The top tier of course is the super-wealthy. Large and wealthy families of people who own or control corporations. Nothing is beyond them. Age reversal, full-body replacements, and murder are all within reach. In many cyberpunk stories, they literally live in orbit to make their status of being above the rest of humanity even more obvious.
Internet or virtual equivalent
Before the world wide web came to be, the notion of the average person using the internet was a bit laughable. The interface was text-only and arcane to anyone not already part of it. The early cyberpunk writers predicted something more graphical, more cinematic, and ubiquitous. Even they couldn’t predict how big it has become.
One of the few predictions they made has yet to become reality. Direct neural interface with machines ist still a ways off but it is a common trope in the genre. Sometimes it is used to share experiences as in the movie Strange Days. In others, it is used as an interface with the internet directly such as in Johnny Mnemonic. It is even used as a means of controlling machines where the human and the machine become one.
Questions of identity
This ties pretty heavily into the theme of transhumanism. When you have direct brain interfaces, androids made of flesh, and artificial memories are possible, what does it mean to be human? In the show, Ghost in the Shell, the major is a full body conversion cyborg with no memory of her prior life. The “Ghost” in the title is essentially the soul. Can you hack a persons soul? If you can rewrite memories, do their souls remember? Do androids with minds as sophisticated any humans have a soul? Are they a person? If you ar coppied for back up, and the back up wakes up, which of you is the “real” you? These kinds of question of a more philosophical nature are a running subtext in most cyberpunk.
Fetishized technology
Technology as branded objects are used a lot in cyberpunk. It mirrors in someways the need for the latest cell phone toy. It is not enough that you got cyber eyes. Did you get the latest Kiroshis or some cheap Russian knock off? You see this in the guns, the cyberware, and the various vehicles in the genre.

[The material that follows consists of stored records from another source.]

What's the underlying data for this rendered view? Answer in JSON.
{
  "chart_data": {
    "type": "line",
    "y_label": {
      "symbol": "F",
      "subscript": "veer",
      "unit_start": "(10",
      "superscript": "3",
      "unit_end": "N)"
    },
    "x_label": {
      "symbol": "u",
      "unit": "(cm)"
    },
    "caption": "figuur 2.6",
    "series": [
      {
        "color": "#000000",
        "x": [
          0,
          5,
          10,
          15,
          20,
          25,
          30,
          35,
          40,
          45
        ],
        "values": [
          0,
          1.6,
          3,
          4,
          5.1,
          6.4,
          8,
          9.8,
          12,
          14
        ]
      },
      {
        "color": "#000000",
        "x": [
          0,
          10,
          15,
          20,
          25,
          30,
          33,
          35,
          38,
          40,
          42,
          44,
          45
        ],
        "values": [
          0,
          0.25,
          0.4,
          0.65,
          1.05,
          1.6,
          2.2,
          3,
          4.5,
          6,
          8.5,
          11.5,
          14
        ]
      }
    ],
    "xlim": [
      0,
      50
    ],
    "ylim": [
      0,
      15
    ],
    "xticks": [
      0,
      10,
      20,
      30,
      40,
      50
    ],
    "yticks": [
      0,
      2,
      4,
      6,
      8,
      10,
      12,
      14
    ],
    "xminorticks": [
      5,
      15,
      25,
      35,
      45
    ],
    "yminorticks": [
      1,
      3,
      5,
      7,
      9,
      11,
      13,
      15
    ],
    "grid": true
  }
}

It is maybe because of the transhumanism in the game. When you can upgrade your legs like you can upgrade you car, when your body parts can have brands, you care about those brands.
Conclusion
What makes a good cyberpunk game/movie/book is sometimes hard to peg down. It certainly is a mix of those elements I mentioned, but it doesn’t need to be all of them. There are examples of people using all of these elements still not feeling cyberpunk.
One thing that does need to be emphasized, cyberpunk is not a genre of superheroes. The heroes win from time to time, but they don’t save the world. The Tyrell corporation at the end of Blade Runner is still more or less in charge. There may be wins, even some big ones, but the world remains fundamentally broken. Corporations are in charge, society is corrupt, the environment is ruined and what it means to be an individual is a moving target.
That may be the hardest part for some gamers to accept. RPG’s are often power fantasies and defeating the bad guy. Telling them that the bad guy is society and you can’t defeat it can be rough. You can beat some of the bad guys, though, and you can win some of the fights. Cyberpunk is about how you live when you are just doing the best you can in a world you cant beat.